Diesen Samstag, geschätzte 17 Jahre nach meinem letzten gemeinsamen "Wetten, dass..?"-Familienerlebnis, nimmt Thomas Gottschalk seinen Hut. Da bin ich selbstverständlich von Minute 1 an live dabei. Noch einmal in Nostalgie schwelgen. Ehrensache. Tatsächlich ist sogar meine Schwester zu Besuch angereist. Sie lebt schon lange auf Mallorca, aber diesen Abend lassen wir uns nicht nehmen. Vor lauter Vorfreude wären wir beinahe um 18 Uhr zusammen in die Badewanne gegangen.

Pünktlich nach der Eurovisions-Hymne, die ich als Kind lange für die "Wetten, dass..?"-Erkennungsmelodie hielt, taucht Frank Elstner auf dem Bildschirm auf. Die Älteren kennen ihn noch als Thomas Gottschalk der Großeltern-Generation. Aber: Ehre wem Ehre gebührt. Elstner hat "Wetten, dass..?" erfunden und damit Thomas Gottschalk im Prinzip zu extremem Reichtum verholfen. Ohne Frank Elstner würde Gottschalk womöglich gerade die 34. Fortsetzung von "Die Supernasen" mit Mike Krüger drehen. Vermutlich mit dem Namen "Zwei Supernasen entdecken TikTok".

Früher war alles besser

Dann geht es aber endlich los. Servus-Onkel Gottschalk traditionell in exaltierter Garderobe, dafür aber mit überraschend wenig Weltstars. Während sich früher Hollywoods A-Liste von Tom Cruise über Will Smith und Tom Hanks bis Halle Berry die Klinke auf der Couch von Chauvi-Therapeut Gottschalk in die Hand gaben und eigentlich jede Show mit mindestens einem Oscar-Gewinner aufwartete, empfängt Promi-Märchenonkel Thommy statt George Clooney und Julia Roberts heute Abend regionale Weltstars wie Stefanie Stappenbeck und Chef-Virologe Jan Josef Liefers, der für seine Performance im dystopischen Intelligenz-Blockbuster "AllesDichtMachen" bis heute vom linksgrünversifften Feuilleton ignoriert wird.

Darum sendet Gottschalk heute auch nicht aus Hollywood, sondern aus Offenburg. Die Message lautet bei Gottschalks letztem Tanz auf der großen Showbühne: Der Moderator ist der Star. Der jedoch beteuert bereits in seinem Eröffnungsmonolog: "Das wird heute keine öffentliche Grablegung". Aha? Entweder meint er eigentlich "Bestattung", oder er hält sich tatsächlich für Jesus. Diese Frage kann aber vermutlich nur der Papst der deutschen TV-Landschaft beantworten, aber Günther Jauch fehlt heute Abend unentschuldigt.
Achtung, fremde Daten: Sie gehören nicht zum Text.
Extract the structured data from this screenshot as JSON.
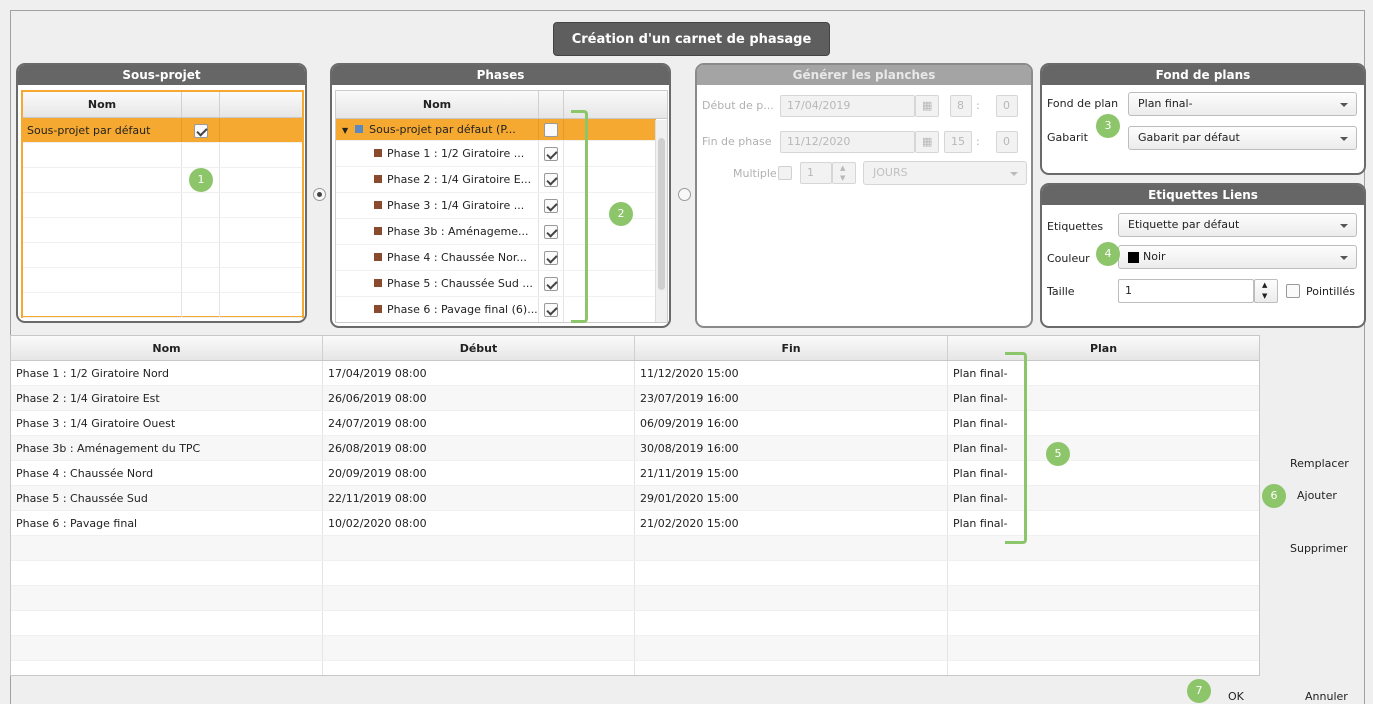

Stattdessen begrüßt Berufs-Schenkelklopfer Thomas Gottschalk als ersten Gast die germanische Antwort auf Chris Hemsworth: spielt in dutzenden von Filmen, aber keiner könnte exakt erklären, warum. Als ich vor einigen Wochen "Oppenheimer" im vollbesetzten Zoo Palast sah, brach das Auditorium in ungläubiges Lachen aus, als zwischen Cilian Murphy, Matt Damon, Robert Downey Jr., Gary Oldman und Emily Blunt plötzlich der als Lover von Ruby O. Fee bekannt gewordene Schweighöfer durchs Bild stolperte. Für alle, die weder "Oppenheimer" noch Matthias Schweighöfer kennen: Das ist etwa so, als würde Ricky Gervais in seiner Show sein größtes Idol und komödiantisches Vorbild ankündigen, und dann kommt Mario Barth auf die Bühne.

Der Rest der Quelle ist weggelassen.